To be sure, Microsoft may not be feeling a sense of urgency with MSN since it represents only a tiny portion of its overall business: the company's online services division accounted for 5 percent of sales in Microsoft's fiscal second quarter (which ended in December).
But MSN is a drag on Microsoft's profits. The online services division posted an operating loss of $155 million in the second quarter. Microsoft will report its fiscal third-quarter results on April 26. ICAP's Williams said he expects Microsoft's online division to report another operating loss, although it may be narrower than the second quarter's loss.
Still, one search analyst said that Microsoft can't be ruled out just yet.
"One ought to recognize that although the current hierarchy of the top three has been pretty stable for a while, there are a lot of new technologies that are still green that Microsoft is pursuing aggressively," said Andrew Frank, an analyst with tech research firm Gartner.
Frank adds that some of Microsoft's newer features, such as its social networking Windows Live Spaces service, are popular in Europe.

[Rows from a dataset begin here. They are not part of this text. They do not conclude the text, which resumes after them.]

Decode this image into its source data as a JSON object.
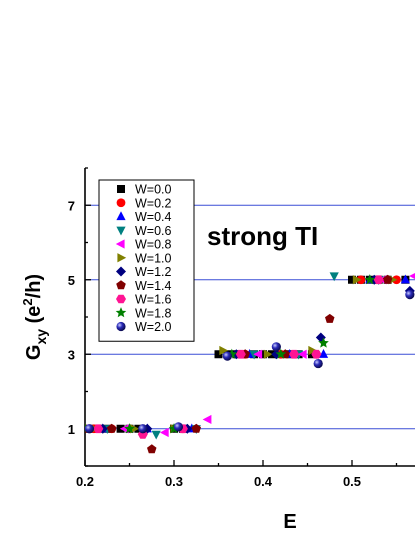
{
  "chart_data": {
    "type": "scatter",
    "xlabel": "E",
    "ylabel_main": "G",
    "ylabel_sub": "xy",
    "ylabel_unit_pre": " (e",
    "ylabel_unit_sup": "2",
    "ylabel_unit_post": "/h)",
    "annotation": "strong TI",
    "xlim": [
      0.2,
      0.57
    ],
    "ylim": [
      0,
      8
    ],
    "x_ticks": [
      0.2,
      0.3,
      0.4,
      0.5
    ],
    "x_tick_labels": [
      "0.2",
      "0.3",
      "0.4",
      "0.5"
    ],
    "y_ticks": [
      1,
      3,
      5,
      7
    ],
    "y_tick_labels": [
      "1",
      "3",
      "5",
      "7"
    ],
    "reference_lines": [
      1,
      3,
      5,
      7
    ],
    "reference_line_color": "#3a4fd6",
    "legend_position": "top-left",
    "series": [
      {
        "name": "W=0.0",
        "marker": "square",
        "color": "#000000",
        "points": [
          [
            0.205,
            1.0
          ],
          [
            0.215,
            1.0
          ],
          [
            0.225,
            1.0
          ],
          [
            0.24,
            1.0
          ],
          [
            0.25,
            1.0
          ],
          [
            0.26,
            1.0
          ],
          [
            0.3,
            1.0
          ],
          [
            0.31,
            1.0
          ],
          [
            0.35,
            3.0
          ],
          [
            0.36,
            3.0
          ],
          [
            0.37,
            3.0
          ],
          [
            0.39,
            3.0
          ],
          [
            0.4,
            3.0
          ],
          [
            0.41,
            3.0
          ],
          [
            0.43,
            3.0
          ],
          [
            0.44,
            3.0
          ],
          [
            0.455,
            3.0
          ],
          [
            0.5,
            5.0
          ],
          [
            0.51,
            5.0
          ],
          [
            0.52,
            5.0
          ],
          [
            0.53,
            5.0
          ],
          [
            0.54,
            5.0
          ],
          [
            0.56,
            5.0
          ]
        ]
      },
      {
        "name": "W=0.2",
        "marker": "circle",
        "color": "#ff0000",
        "points": [
          [
            0.21,
            1.0
          ],
          [
            0.23,
            1.0
          ],
          [
            0.265,
            1.0
          ],
          [
            0.31,
            1.0
          ],
          [
            0.38,
            3.0
          ],
          [
            0.42,
            3.0
          ],
          [
            0.46,
            3.0
          ],
          [
            0.51,
            5.0
          ],
          [
            0.55,
            5.0
          ]
        ]
      },
      {
        "name": "W=0.4",
        "marker": "triangle-up",
        "color": "#0000ff",
        "points": [
          [
            0.22,
            1.0
          ],
          [
            0.27,
            1.0
          ],
          [
            0.32,
            1.0
          ],
          [
            0.385,
            3.0
          ],
          [
            0.43,
            3.0
          ],
          [
            0.468,
            3.0
          ],
          [
            0.52,
            5.0
          ],
          [
            0.56,
            5.0
          ]
        ]
      },
      {
        "name": "W=0.6",
        "marker": "triangle-down",
        "color": "#008080",
        "points": [
          [
            0.225,
            1.0
          ],
          [
            0.28,
            0.85
          ],
          [
            0.325,
            1.0
          ],
          [
            0.39,
            3.0
          ],
          [
            0.44,
            3.0
          ],
          [
            0.48,
            5.1
          ],
          [
            0.53,
            5.0
          ]
        ]
      },
      {
        "name": "W=0.8",
        "marker": "triangle-left",
        "color": "#ff00ff",
        "points": [
          [
            0.2,
            1.0
          ],
          [
            0.245,
            1.0
          ],
          [
            0.29,
            0.9
          ],
          [
            0.338,
            1.25
          ],
          [
            0.395,
            3.0
          ],
          [
            0.445,
            3.0
          ],
          [
            0.535,
            5.0
          ],
          [
            0.57,
            5.1
          ]
        ]
      },
      {
        "name": "W=1.0",
        "marker": "triangle-right",
        "color": "#808000",
        "points": [
          [
            0.21,
            1.0
          ],
          [
            0.255,
            1.0
          ],
          [
            0.3,
            1.0
          ],
          [
            0.355,
            3.1
          ],
          [
            0.405,
            3.0
          ],
          [
            0.455,
            3.1
          ],
          [
            0.505,
            5.0
          ],
          [
            0.545,
            5.0
          ]
        ]
      },
      {
        "name": "W=1.2",
        "marker": "diamond",
        "color": "#000080",
        "points": [
          [
            0.22,
            1.0
          ],
          [
            0.27,
            1.0
          ],
          [
            0.315,
            1.0
          ],
          [
            0.37,
            3.0
          ],
          [
            0.415,
            3.0
          ],
          [
            0.465,
            3.45
          ],
          [
            0.525,
            5.0
          ],
          [
            0.565,
            4.7
          ]
        ]
      },
      {
        "name": "W=1.4",
        "marker": "pentagon",
        "color": "#800000",
        "points": [
          [
            0.2,
            1.0
          ],
          [
            0.23,
            1.0
          ],
          [
            0.275,
            0.45
          ],
          [
            0.325,
            1.0
          ],
          [
            0.38,
            3.0
          ],
          [
            0.425,
            3.0
          ],
          [
            0.475,
            3.95
          ],
          [
            0.54,
            5.0
          ]
        ]
      },
      {
        "name": "W=1.6",
        "marker": "hexagon",
        "color": "#ff1493",
        "points": [
          [
            0.215,
            1.0
          ],
          [
            0.265,
            0.85
          ],
          [
            0.31,
            1.0
          ],
          [
            0.375,
            3.0
          ],
          [
            0.435,
            3.0
          ],
          [
            0.46,
            3.0
          ],
          [
            0.53,
            5.0
          ]
        ]
      },
      {
        "name": "W=1.8",
        "marker": "star",
        "color": "#008000",
        "points": [
          [
            0.2,
            1.0
          ],
          [
            0.25,
            1.0
          ],
          [
            0.3,
            1.0
          ],
          [
            0.365,
            3.0
          ],
          [
            0.42,
            3.0
          ],
          [
            0.468,
            3.3
          ],
          [
            0.52,
            5.0
          ]
        ]
      },
      {
        "name": "W=2.0",
        "marker": "sphere",
        "color": "#1a1aa6",
        "points": [
          [
            0.205,
            1.0
          ],
          [
            0.265,
            1.0
          ],
          [
            0.305,
            1.05
          ],
          [
            0.36,
            2.95
          ],
          [
            0.415,
            3.2
          ],
          [
            0.462,
            2.75
          ],
          [
            0.565,
            4.6
          ]
        ]
      }
    ]
  }
}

But he agreed that Microsoft needs to do a better job of developing new Web offerings that will differentiate Microsoft from Google and Yahoo.
"They need to come up with solutions that people want. They need to beat competitors in the innovation game," Frank said.
Analysts quoted in this story do not own shares of the companies mentioned, and their firms have no investment banking relationships with the companies.
The reporter of this story owns shares of Time Warner through his company's 401(k) plan.